Large language models have access to broader knowledge than any single human, yet they have not produced notable new ideas in the way that human polymaths sometimes do. Critics argue this limitation is structural: because language models are fundamentally designed to output the most likely next token based on massive training data, they are inherently tied to recombining pre-existing information rather than inventing something new. However, the author contests this, suggesting that human creativity is also about reshuffling ideas within the boundaries set by personal experience, which parallels the way language models function.
Examining whether language models have had new ideas, the article notes that while models are capable of providing novel feedback or solving new programming problems as presented by users, these instances do not typically fit what people mean by ´creative breakthrough.´ Academics increasingly use language models for data gathering and analysis, but the real test is whether these tools can independently generate the kind of groundbreaking ´Eureka moments´ that drive progress. While there are scattered examples—such as GPT-4 discovering results in combinatorics or studies suggesting LLM-generated ideas are more novel—these are critiqued as either serendipitous or lacking genuine promise, often seeming too random or reliant on external verification.

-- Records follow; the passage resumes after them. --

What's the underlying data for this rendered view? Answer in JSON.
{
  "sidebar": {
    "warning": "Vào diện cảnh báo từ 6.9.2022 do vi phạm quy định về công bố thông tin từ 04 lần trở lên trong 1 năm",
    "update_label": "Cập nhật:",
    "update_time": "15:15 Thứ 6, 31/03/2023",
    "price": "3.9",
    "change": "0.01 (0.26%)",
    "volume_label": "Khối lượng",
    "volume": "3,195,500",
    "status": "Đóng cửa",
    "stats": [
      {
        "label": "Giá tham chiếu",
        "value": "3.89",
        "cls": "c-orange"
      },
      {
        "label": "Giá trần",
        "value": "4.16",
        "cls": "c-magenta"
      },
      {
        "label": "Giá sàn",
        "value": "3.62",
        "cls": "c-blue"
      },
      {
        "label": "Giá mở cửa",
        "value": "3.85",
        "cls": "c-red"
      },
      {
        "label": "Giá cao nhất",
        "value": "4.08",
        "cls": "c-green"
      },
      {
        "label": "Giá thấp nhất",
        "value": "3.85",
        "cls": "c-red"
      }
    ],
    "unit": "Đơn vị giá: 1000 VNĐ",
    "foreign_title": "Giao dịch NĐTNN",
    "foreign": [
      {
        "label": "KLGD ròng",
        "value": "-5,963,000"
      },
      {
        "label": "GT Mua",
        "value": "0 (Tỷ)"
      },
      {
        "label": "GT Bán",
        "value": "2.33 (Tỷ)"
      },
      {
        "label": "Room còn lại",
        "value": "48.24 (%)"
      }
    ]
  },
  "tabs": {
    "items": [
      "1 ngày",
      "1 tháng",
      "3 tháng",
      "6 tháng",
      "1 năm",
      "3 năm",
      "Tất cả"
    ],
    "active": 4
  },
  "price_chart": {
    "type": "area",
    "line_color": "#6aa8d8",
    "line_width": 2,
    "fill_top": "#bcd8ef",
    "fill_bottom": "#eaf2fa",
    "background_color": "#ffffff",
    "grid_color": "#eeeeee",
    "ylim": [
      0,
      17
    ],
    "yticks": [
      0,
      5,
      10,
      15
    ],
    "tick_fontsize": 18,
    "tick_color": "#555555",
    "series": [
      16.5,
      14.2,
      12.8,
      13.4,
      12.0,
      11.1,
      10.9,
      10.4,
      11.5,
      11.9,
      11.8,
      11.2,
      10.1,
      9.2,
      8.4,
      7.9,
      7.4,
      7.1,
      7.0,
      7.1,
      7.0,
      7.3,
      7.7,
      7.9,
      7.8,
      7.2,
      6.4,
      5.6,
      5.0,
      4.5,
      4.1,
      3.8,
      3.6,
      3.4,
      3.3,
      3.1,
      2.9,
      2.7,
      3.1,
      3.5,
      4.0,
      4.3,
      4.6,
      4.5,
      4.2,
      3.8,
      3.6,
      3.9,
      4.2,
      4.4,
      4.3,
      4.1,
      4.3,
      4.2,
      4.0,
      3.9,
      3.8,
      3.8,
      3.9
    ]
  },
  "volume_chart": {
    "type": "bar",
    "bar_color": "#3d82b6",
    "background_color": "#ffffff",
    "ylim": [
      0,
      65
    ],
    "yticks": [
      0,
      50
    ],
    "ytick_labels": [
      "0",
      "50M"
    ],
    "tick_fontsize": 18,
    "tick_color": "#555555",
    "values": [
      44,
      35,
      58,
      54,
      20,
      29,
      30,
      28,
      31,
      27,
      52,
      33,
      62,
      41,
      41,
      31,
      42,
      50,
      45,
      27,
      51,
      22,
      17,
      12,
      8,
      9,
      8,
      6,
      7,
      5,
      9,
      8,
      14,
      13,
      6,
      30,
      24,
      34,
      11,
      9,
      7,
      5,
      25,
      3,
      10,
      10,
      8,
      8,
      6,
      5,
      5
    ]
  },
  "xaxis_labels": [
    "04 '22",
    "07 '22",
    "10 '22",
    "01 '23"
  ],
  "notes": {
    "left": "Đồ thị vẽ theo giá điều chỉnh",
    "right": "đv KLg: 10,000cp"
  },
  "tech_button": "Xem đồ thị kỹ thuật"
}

The article explores possible reasons for these creative constraints. One is the absence of real-world experimentation; many human breakthroughs emerge from physical interaction with the environment, which language models cannot directly replicate. Mathematics, however, is noted as an exception, yet even there, models have yet to produce substantial results. Another likely reason is the current lack of engineered frameworks to elicit new ideas from language models in a purposeful way. The author speculates that better scaffolding, akin to systems designed to help with code generation, may eventually unlock this creative potential. Until such systematic tools exist, the production of genuinely original ideas by language models will likely remain rare or unconvincing.